John Lee Hooker: 1917 to 2001
Writing in a 1998 issue of the Village Voice, Robert Christgau adduced that John Lee Hooker, who died in his sleep on June 21, was nearly 140 years old. The bluesman was only 80 at the time, which Christgau of course knew, but his droll assessment was true just the same: Hooker sounded at least 140, and often a whole lot older than that. So atavistic were his riffing and moaning — droning vamps not bound by the requisite twelve-bar chord progressions or AAB lyric-schemes of the blues — that they might as well have emanated from the primeval heart of darkness itself.
Truth is, Hooker’s blues sprang from a world a whole lot less cabalistic than that — a world fraught, predictably enough for a black man of his generation, with hard work and harder lines, hardened hearts and even harsher realities. As much as anything else, that is why Hooker, who was born near Clarksdale, Mississippi, in 1917, has always sounded so old. Or at least since 1948, the year he cut his earliest sides in Detroit.
And yet the first of them, “Boogie Chillen”, was something of an exception. A high-spirited slice of ghetto verite galvanized by the lines, “One night I was layin’ down/I heard mama ‘n’ papa talkin’/I heard papa tell mama/’You better let that boy boogie-woogie,'” the record consisted of nothing but a juking, one-chord guitar figure and Hooker’s incantatory vocals. It was also an instant classic, an R&B smash (even at a time when solitary blues singers like him were passe), no doubt because it reverberated with the sense of possibility that pervaded postwar America and, before long, would incite the first stirrings of the Freedom Movement.
Other early hits, such as the reverb-drenched “Crawling Kingsnake Blues” and “I’m In The Mood”, brimmed with much the same sense of anticipation, but they also oozed danger, a feeling born of the awareness that freedom always exacts its price.
In other words, for all the talk of how primitive — elemental as mud — Hooker’s music was, he was also a modern, and incontrovertibly so. Urban wit, awareness, and intensity coursed through his recordings; some, such as 1948’s “War Is Over (Goodbye California)” and 1967’s “The Motor City is Burning”, even engaged in outright social and political commentary. Hooker’s early unaccompanied sides, on which his feet often stomped out irregular rhythms on a sheet of well-miked plywood, likewise betrayed a modernist streak, anticipating developments in rock ‘n’ roll that were still a good decade away. “Like those of Robert Johnson,” wrote critic Charles Shaar Murray, “Hooker’s solo performances are virtual blueprints of how the song could be arranged for a rock band.”

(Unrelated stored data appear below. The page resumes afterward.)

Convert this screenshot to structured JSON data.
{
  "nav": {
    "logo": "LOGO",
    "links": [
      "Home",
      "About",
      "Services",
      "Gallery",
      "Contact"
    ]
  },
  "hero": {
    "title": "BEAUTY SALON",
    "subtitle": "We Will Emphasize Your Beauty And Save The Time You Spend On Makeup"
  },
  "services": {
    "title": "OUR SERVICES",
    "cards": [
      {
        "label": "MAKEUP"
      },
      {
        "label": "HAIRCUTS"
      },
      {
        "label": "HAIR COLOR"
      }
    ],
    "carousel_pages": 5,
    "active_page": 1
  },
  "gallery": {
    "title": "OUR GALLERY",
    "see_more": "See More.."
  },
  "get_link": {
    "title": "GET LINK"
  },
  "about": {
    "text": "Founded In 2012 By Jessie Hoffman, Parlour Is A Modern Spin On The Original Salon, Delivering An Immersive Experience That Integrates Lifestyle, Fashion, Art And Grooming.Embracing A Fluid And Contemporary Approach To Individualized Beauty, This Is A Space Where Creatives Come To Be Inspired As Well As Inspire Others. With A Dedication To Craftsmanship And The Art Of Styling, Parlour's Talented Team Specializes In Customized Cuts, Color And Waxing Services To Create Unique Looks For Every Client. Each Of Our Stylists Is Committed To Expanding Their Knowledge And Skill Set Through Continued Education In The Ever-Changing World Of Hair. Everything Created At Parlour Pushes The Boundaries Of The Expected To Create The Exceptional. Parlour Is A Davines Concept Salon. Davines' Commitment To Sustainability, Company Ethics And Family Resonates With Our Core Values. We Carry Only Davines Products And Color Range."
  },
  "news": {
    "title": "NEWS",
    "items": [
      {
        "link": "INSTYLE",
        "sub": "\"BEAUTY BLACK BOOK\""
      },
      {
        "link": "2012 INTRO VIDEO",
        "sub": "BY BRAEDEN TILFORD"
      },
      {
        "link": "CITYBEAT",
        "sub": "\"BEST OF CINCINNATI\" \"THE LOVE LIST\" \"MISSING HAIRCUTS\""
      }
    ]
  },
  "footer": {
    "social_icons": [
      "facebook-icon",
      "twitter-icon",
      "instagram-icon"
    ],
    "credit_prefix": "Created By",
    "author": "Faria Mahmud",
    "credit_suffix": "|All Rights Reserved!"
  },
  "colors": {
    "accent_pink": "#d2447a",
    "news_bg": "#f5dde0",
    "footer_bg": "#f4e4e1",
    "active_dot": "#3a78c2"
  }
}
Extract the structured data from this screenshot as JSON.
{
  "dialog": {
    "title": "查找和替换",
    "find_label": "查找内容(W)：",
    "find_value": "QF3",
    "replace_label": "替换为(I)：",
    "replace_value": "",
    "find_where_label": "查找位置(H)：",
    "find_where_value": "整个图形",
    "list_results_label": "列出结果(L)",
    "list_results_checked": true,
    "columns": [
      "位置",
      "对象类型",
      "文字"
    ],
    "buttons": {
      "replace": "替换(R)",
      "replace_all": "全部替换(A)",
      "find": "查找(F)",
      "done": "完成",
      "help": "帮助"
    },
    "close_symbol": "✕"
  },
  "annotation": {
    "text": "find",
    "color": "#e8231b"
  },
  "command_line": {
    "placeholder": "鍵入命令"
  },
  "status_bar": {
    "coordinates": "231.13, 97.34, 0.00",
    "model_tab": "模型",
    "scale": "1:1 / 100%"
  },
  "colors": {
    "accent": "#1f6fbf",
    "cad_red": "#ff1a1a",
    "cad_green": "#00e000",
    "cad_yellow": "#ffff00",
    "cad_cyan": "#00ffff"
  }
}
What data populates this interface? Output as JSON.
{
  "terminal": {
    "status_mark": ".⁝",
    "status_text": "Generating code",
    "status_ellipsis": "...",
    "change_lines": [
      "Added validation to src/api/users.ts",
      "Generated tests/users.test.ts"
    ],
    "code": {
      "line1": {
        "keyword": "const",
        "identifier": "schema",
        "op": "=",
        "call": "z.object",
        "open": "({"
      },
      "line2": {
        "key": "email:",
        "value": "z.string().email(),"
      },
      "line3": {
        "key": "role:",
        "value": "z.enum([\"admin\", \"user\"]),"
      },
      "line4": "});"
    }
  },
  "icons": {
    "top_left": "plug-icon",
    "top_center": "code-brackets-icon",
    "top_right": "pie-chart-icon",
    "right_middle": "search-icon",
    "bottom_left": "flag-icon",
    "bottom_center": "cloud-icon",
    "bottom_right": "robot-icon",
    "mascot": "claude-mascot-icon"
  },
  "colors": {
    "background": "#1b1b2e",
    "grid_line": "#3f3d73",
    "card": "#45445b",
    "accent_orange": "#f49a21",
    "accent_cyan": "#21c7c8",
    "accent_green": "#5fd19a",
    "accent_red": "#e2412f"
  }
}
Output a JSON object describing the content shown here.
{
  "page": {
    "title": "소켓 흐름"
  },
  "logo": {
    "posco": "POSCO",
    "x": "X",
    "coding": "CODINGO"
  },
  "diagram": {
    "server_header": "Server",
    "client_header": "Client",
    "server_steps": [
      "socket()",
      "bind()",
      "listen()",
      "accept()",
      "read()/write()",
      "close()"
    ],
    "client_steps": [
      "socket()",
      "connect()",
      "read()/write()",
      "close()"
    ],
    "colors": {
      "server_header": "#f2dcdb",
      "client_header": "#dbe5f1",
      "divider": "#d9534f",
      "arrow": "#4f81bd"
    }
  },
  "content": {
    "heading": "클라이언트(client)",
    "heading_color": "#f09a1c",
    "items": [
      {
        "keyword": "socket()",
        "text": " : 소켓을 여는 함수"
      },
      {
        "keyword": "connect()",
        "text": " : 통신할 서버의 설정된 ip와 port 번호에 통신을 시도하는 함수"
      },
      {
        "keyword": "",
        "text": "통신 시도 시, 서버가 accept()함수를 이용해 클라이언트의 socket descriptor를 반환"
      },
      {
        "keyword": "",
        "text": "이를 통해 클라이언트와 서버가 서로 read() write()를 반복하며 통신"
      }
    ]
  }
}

Hooker himself didn’t start working with a band until the mid-’50s, when he signed with Chicago’s Vee-Jay label, for which singles such as “Boom Boom” and “Dimples” not only became best-selling hits, but staples in the set lists of bar bands everywhere. Still, apart from a unit that included labelmates Eddie Taylor on guitar and Jimmy Reed on harp, none of these combos proved a good match for Hooker’s preternaturally intuitive approach to the blues.
His myth nevertheless grew, particularly among rockers, who embraced him as an icon and elder statesman, the incarnation of High John the Conqueroo himself. Along the way, everyone from the Animals and Them to Canned Heat and ZZ Top cut his songs and/or recorded with him. Later in his career, Hooker won Grammies, worked with the likes of Bonnie Raitt, Los Lobos, and Carlos Santana, even made it into the Rock Hall of Fame. Through it all, he remained deep, dark, and imperious, dignity and self-possession ringing from every note he sang and played.